Crate utf8proc

Source
Expand description

Rust bindings to the utf8proc library supporting normalization, case-folding, and character class testing.

A statically linked binary is under 350K, yet can replace the functionality of the unicode-width and unicode-normalization crates, among others. It is used for Unicode implementation in the Julia programming language.

§Limitations

The underlying utf8proc library does not support any “derived properties”, including the XID_Start/XID_Continue properties. For this purpose, the unicode-ident crate is recommended. It is very fast and needs only ~10KiB of static storage. Emulating this functionality would be slow and/or require additional static storage.
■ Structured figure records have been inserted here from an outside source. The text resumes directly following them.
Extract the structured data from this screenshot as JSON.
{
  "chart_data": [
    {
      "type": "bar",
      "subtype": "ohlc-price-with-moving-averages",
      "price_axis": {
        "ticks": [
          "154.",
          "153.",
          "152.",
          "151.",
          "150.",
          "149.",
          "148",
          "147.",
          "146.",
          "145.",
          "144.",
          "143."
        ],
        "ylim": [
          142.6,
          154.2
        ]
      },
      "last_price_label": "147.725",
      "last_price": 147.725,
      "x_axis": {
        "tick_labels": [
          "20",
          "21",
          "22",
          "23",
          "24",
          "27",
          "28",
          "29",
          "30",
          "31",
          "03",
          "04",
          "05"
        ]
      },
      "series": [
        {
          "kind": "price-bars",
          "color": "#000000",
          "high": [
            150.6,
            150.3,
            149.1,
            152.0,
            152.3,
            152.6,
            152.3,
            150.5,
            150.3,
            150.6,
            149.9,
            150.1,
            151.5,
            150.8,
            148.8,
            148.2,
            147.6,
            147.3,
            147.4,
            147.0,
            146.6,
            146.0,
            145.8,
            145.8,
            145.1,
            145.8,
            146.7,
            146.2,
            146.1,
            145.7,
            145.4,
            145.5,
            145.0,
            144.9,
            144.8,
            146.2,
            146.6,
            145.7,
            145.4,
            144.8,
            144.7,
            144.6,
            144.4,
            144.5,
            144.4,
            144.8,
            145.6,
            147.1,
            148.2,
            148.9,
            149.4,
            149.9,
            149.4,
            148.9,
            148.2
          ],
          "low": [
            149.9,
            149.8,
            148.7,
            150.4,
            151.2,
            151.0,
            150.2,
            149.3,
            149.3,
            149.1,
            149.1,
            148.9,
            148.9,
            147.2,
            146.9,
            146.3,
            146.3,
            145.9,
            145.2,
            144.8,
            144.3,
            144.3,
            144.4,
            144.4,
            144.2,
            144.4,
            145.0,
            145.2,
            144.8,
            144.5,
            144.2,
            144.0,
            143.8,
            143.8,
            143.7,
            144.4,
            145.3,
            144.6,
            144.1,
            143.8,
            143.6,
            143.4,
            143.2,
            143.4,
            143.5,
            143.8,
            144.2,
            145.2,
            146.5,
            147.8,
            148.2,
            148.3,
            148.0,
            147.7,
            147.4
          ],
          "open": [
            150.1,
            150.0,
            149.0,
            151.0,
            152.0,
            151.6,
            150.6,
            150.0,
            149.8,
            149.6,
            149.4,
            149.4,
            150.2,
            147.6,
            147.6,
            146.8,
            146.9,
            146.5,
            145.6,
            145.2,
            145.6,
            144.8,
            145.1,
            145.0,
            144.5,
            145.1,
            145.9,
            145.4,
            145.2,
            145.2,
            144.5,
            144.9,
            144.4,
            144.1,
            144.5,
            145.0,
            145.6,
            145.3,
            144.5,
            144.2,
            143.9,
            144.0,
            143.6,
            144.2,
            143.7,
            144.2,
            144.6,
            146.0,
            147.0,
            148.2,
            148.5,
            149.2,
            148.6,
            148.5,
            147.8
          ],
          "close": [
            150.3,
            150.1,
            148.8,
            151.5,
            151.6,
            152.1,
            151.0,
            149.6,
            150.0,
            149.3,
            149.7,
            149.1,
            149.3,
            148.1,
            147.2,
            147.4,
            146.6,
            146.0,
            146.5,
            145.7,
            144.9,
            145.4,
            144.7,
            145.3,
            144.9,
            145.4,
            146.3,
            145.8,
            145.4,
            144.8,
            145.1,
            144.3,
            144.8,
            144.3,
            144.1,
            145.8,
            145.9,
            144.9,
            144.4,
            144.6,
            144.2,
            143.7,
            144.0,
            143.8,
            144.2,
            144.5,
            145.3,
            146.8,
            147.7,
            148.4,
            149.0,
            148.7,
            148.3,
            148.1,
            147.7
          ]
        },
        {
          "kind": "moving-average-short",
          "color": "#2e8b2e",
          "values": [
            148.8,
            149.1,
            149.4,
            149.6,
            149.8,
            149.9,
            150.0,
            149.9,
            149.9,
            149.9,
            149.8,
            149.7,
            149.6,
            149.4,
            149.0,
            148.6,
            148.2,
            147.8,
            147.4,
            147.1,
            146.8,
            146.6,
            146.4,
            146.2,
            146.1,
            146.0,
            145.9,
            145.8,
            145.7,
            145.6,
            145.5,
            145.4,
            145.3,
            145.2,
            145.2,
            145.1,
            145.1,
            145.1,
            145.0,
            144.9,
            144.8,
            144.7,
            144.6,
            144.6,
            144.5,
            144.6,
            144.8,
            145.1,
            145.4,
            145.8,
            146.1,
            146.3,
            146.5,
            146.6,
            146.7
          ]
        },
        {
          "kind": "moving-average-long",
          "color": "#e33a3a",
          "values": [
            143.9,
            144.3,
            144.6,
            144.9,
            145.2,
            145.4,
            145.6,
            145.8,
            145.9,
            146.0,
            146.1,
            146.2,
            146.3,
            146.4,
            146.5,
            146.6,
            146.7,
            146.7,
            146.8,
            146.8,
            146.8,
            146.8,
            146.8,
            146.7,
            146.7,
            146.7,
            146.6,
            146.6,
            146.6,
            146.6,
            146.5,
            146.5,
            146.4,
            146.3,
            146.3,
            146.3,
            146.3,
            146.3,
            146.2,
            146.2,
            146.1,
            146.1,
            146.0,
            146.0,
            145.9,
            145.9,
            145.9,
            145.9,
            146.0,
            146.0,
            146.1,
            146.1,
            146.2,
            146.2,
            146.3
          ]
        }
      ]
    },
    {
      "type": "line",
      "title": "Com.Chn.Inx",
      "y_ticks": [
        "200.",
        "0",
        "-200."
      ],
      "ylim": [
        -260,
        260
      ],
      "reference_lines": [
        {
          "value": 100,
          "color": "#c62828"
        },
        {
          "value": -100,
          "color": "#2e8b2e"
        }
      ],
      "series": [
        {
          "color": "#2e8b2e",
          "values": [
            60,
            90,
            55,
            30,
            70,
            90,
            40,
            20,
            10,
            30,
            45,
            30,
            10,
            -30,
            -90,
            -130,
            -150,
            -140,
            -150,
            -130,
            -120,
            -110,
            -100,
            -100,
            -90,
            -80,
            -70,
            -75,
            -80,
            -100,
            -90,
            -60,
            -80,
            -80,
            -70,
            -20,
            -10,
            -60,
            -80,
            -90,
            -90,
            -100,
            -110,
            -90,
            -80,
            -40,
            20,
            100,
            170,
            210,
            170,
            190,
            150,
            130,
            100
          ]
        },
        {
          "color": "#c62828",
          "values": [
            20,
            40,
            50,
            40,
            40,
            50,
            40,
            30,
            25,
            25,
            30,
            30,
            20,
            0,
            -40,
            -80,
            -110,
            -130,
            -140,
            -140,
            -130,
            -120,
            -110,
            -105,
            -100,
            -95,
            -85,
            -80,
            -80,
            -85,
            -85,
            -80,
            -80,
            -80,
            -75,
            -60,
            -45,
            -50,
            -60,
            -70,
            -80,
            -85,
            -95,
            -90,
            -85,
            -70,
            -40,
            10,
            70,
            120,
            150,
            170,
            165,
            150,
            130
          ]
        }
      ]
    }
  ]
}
It also does not support lookup or resolution of character names. For that, consider the unicode_names2 crate.

The safe bindings does not (yet) wrap all the functionality that the C library does. PRs are welcome.

Modules§

case
Functionality for Unicode case mappings: case conversion, case detection, and caseless matching: .
grapheme
Unicode grapheme handling.
properties
Defines the CharProperties type, which contains full information on a Unicode codepoint.
transform
Operations to transform strings, including the map function.

Structs§

Error
Indicates an error that occurred in utf8proc.

Enums§

ErrorKind
Indicates the type of the underlying utf8proc::Error.

Functions§

unicode_version
Return the Unicode version utf8proc was compiled with.
version
Return the version of the underlying utf8proc library.